Y te vimos salir corriendo despavorida el día que supiste de tu muerte, por más que intentaste huir de ella, ocultarla, exiliarla, borrarla, ningunearla, la viste frente a frente. Nunca llegó, no apareció de súbito, lo sabes bien, siempre fue la fiel inquilina, la señora del departamento oscuro, sentada en una silla bordando una alfombra misteriosa, viéndote entrar y salir con amor de madre, con la paciencia de las abuelas.
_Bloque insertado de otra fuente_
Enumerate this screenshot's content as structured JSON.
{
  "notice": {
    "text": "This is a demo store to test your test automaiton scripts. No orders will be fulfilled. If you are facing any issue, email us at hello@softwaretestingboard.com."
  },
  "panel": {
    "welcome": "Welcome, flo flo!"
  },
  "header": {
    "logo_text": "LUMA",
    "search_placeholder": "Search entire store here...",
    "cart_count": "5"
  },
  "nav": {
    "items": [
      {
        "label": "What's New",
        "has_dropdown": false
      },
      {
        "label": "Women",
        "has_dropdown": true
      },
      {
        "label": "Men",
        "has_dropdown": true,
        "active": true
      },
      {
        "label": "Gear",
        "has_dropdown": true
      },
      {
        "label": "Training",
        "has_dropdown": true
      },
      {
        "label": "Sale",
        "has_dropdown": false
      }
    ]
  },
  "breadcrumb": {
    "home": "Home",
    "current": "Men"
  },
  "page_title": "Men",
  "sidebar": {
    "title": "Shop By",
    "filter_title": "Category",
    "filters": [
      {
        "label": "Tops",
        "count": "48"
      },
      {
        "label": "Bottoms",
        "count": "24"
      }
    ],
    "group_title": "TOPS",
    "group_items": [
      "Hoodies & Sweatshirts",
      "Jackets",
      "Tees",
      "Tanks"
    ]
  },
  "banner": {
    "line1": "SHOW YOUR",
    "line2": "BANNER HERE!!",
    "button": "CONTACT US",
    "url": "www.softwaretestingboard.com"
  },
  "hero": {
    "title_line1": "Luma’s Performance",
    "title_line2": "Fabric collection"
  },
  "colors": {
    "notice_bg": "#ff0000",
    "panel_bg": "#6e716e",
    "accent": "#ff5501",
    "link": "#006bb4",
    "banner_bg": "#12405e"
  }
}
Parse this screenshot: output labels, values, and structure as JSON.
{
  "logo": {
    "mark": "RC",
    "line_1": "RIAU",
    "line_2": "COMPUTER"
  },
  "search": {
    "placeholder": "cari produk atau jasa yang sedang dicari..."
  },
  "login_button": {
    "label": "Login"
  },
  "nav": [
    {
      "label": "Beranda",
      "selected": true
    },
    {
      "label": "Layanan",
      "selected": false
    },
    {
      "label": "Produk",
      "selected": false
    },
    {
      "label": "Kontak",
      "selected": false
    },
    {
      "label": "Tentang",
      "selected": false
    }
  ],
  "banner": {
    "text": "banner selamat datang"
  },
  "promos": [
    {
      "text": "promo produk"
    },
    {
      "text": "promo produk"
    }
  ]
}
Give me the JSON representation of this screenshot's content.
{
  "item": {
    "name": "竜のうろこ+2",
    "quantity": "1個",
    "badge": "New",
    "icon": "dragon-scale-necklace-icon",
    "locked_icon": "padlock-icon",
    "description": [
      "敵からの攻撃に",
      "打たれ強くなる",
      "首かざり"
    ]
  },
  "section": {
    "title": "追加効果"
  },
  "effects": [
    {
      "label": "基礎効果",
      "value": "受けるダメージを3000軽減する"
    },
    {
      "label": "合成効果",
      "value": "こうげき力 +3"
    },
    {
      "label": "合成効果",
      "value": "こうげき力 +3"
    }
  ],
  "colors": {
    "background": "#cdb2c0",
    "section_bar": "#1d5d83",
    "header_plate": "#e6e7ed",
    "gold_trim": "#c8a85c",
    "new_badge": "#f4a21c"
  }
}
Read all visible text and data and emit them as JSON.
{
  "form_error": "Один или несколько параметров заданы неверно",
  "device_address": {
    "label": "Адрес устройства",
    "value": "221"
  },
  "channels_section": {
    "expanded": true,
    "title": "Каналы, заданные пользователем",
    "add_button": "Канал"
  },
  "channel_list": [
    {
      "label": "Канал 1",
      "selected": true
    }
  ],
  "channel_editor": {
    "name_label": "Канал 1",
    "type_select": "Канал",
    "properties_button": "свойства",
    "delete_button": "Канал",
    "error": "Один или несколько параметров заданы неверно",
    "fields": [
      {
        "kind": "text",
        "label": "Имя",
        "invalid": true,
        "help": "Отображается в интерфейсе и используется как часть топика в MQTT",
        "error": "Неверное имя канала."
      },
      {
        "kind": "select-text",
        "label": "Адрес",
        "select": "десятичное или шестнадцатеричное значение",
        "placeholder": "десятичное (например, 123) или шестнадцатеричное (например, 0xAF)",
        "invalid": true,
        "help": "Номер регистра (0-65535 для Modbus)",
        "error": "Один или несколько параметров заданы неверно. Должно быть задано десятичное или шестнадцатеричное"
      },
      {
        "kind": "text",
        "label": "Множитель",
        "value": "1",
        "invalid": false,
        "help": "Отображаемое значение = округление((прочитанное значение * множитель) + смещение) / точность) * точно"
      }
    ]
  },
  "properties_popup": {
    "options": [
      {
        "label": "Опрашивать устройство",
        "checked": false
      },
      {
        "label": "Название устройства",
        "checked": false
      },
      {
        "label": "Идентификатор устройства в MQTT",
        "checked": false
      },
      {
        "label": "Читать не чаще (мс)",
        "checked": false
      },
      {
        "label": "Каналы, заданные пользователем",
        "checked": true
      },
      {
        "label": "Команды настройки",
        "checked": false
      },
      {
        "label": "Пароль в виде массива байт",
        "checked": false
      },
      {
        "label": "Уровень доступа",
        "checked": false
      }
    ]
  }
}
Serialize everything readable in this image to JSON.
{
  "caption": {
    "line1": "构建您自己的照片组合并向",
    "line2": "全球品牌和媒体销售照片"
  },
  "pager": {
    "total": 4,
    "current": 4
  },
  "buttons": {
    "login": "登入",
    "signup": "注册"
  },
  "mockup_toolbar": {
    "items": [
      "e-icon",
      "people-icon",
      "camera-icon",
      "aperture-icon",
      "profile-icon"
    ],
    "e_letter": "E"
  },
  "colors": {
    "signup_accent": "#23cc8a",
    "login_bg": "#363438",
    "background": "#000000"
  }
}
Cuántas veces le negaste la mirada al llegar a la casa, cuántas otras abriste paraguas en días soleados para no mirarla en su balcón, allá en el último piso, donde habitan también decenas de palomas, antenas de televisión, las estatuas de ángeles y demonios y también ángeles y demonios.
¿Para qué huir? Hoy ya lo sabes: deberías haberle tocado el timbre, te hubiera hecho pasar, podías haberle preguntado de todo, te lo hubiera contestado con dulzura mientras preparaba té, marraquetas tostadas y galletas de la suerte.
Hoy es tarde, lo sabes bien, mientras te tiene en sus brazos e intenta calmar tus lágrimas, las que brotan por todo lo que dejaste de hacer, por ese tiempo que perdiste corriendo despavorida.
Deja de llorar. A fin de cuentas ya nada importa porque no todo está perdido. ¿Escuchas el secreto que te susurra al oído?